Velharias
Não saio mais com a freqüência que fazia há 10, 20 anos atrás. Não saio porque não quero, porque não sinto mais atração no que a noite tem a oferecer, ou sinto uma sensação de repetição nas aventuras noturnas. Nada é novidade, tudo é “requentado”. Também há as obrigações com meu filho de 5 anos, não só obrigações, mas também minha necessidade de estar com ele, de vê-lo, de brincar. Não sei, acho que tô ficando velho.

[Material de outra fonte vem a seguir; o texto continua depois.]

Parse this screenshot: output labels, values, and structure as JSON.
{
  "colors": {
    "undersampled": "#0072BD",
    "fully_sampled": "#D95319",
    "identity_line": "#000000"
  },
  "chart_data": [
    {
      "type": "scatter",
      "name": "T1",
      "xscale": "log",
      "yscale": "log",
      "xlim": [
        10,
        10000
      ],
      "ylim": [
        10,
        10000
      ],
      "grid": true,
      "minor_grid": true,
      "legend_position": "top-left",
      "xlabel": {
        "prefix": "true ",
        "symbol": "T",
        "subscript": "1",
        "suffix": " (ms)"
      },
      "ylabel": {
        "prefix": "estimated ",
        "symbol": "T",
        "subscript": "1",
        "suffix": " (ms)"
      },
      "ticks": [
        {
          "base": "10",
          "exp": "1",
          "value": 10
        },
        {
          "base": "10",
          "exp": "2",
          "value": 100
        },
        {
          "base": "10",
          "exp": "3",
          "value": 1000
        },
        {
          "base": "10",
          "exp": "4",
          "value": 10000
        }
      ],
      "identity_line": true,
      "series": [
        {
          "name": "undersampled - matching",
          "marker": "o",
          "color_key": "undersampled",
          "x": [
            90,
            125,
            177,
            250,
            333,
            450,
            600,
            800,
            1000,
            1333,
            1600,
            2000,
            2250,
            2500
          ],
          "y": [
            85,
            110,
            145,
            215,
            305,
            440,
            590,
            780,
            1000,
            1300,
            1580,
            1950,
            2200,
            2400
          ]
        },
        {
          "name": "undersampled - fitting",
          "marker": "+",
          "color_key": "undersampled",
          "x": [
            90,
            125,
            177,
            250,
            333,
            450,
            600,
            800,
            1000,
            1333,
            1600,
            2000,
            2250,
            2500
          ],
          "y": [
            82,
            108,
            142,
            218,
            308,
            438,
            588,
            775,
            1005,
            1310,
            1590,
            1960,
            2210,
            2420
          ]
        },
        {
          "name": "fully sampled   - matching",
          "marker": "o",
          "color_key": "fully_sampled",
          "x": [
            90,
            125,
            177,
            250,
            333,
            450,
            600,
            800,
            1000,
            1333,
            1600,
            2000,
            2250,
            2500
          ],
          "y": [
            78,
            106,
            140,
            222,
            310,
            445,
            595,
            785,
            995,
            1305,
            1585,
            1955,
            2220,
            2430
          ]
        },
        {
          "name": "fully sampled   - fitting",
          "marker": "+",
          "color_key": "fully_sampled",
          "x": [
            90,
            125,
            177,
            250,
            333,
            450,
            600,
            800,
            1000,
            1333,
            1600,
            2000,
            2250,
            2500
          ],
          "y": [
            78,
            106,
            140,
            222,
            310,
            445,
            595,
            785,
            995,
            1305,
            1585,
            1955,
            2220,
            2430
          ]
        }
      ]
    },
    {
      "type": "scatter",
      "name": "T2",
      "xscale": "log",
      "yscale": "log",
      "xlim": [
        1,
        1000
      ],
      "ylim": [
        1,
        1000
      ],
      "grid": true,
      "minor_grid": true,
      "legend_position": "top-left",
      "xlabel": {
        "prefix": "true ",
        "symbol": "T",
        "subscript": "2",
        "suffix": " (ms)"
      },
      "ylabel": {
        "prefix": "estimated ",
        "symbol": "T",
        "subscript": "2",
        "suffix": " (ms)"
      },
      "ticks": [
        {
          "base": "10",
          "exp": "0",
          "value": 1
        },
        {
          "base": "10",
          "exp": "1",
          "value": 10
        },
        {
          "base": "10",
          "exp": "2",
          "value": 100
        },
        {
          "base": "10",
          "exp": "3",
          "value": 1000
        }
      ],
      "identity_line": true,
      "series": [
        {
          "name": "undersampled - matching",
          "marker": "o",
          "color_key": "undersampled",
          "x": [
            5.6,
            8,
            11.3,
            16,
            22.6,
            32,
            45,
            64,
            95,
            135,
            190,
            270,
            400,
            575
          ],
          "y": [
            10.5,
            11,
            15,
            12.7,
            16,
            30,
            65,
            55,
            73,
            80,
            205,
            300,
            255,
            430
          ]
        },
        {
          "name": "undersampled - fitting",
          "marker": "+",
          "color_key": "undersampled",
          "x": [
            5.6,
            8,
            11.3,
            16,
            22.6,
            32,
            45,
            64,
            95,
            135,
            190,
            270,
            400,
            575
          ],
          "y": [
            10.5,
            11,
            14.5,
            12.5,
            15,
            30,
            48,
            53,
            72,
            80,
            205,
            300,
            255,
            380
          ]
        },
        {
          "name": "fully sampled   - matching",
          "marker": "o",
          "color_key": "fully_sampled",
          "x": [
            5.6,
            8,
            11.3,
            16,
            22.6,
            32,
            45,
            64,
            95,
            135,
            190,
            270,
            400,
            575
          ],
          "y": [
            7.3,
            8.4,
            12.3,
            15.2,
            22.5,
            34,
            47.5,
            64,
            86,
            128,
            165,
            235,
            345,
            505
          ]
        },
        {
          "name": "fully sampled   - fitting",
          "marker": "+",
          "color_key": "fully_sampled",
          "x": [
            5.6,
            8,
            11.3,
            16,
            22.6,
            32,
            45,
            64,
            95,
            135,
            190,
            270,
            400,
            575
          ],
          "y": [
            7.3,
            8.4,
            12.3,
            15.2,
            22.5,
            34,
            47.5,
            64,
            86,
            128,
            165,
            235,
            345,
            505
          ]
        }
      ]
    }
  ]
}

Não emito mais opiniões e tampouco assumo posições políticas. No passado de 10, 20 anos atrás, fazia questão de proclamar minha ideologia vermelha e um ateísmo radical e virulento. Defendia com paixão ardente minhas crenças (e descrenças), erguendo o punho em um brado revolucionário, de início socialista, e posteriormente anarquista. Lembro como se fosse hoje o orgulho e a alegria que me invadiam quando pregava na lapela de minhas camisetas a estrela vermelha do PT e broches com a estampa de Guevara e da foice e do martelo. Não sei, acho que estou ficando velho.
Hoje até me parece simpática a idéia de Deus, às vezes penso que seria a hora de fazer as pazes com Ele e pedir perdão pelas heresias ditas em manifestos anarquistas, ou em porres homéricos, cujos brindes eram feitos em homenagens aos homens grandes e corajosos, que teriam a coragem de encarar a finitude de frente e fazer graça das carolas e ratos e cupins de Bíblias e de portas de igrejas. Deve ser porque a morte vai ficando cada vez mais próxima, e depois que fiz minha primeira viagem de avião, descobri o quanto pode ser interessante a existência de um ser superior que nos protege e cujos desígnios são sempre justos. Não sei, devo estar ficando velho.
Não flerto e nem paquero como fazia há 10, 20 anos atrás. Não só porque tenho uma relação “estável”, mas também pelo fato de não ter nada mais a declarar. O que direi a uma mulher bela que porventura chame a minha atenção? Perguntar seu nome? O que faz? O que deseja fazer? Em quê trabalha? Também não tenho muito a acrescentar sobre mim mesmo. Sou um homem comum, não tenho carro, não gosto de dirigir, minha conta bancária não é lá grande coisa. Em verdade, todos estão interessados em sexo, mas para chegar até lá, homens e mulheres têm de ensaiar e repetir um ritual ridículo, cujos papéis são sabidos e decorados por machos e fêmeas, antes de chegar no que realmente interessa: a cópula. É claro que sinto tesão, mas paciência para mentir para as mulheres e acreditar nas mentiras por elas ditas, não tenho. Não sei, acho que estou ficando velho.
Não me exercito com a freqüência que fazia 10, 20 anos atrás. Começo a sentir dores pelo corpo, nas costas, nas pernas, nas juntas. Meu rosto vai se enchendo de rugas e a pele já apresenta os primeiros sinais de envelhecimento. Todo corpo vai se tornado flácido e os músculos, outrora rígidos e firmes, clamam por exercícios urgentes. As taxas de colesterol e açúcar no sangue sobem, o cigarro provoca cada vez deixa mais danos, visíveis na falta de fôlego e no cansaço quando acordo. Meu cabelo (ou o que ainda resta dele) e minha barba apresentam os primeiros fios brancos. Não sei, acho que estou ficando velho.
Não escrevo mais com a freqüência que fazia há 10, 20 anos atrás. Não sei, às vezes faltam palavras, noutras faltam temas, ou simplesmente não há papel e caneta. Não mais me invadem palavras, não sinto mais a paixão que me exijia a letra, o verbo. Outrora a poesia aflorava em mim, impulsionada pela indignação, pelo sentimento forte e vívido que o mundo e as paixões suscitavam em mim. Como amei... Como odiei... Como vivi no passado! Tudo com muita intensidade, muito calor, muita força. E as letras surgiam naturalmente, como tentativas de decifrar e dominar o animal que havia (e há) em mim. As metáforas eram os rugidos da fera inquieta que me habitava. Não sei, acho que estou ficando velho.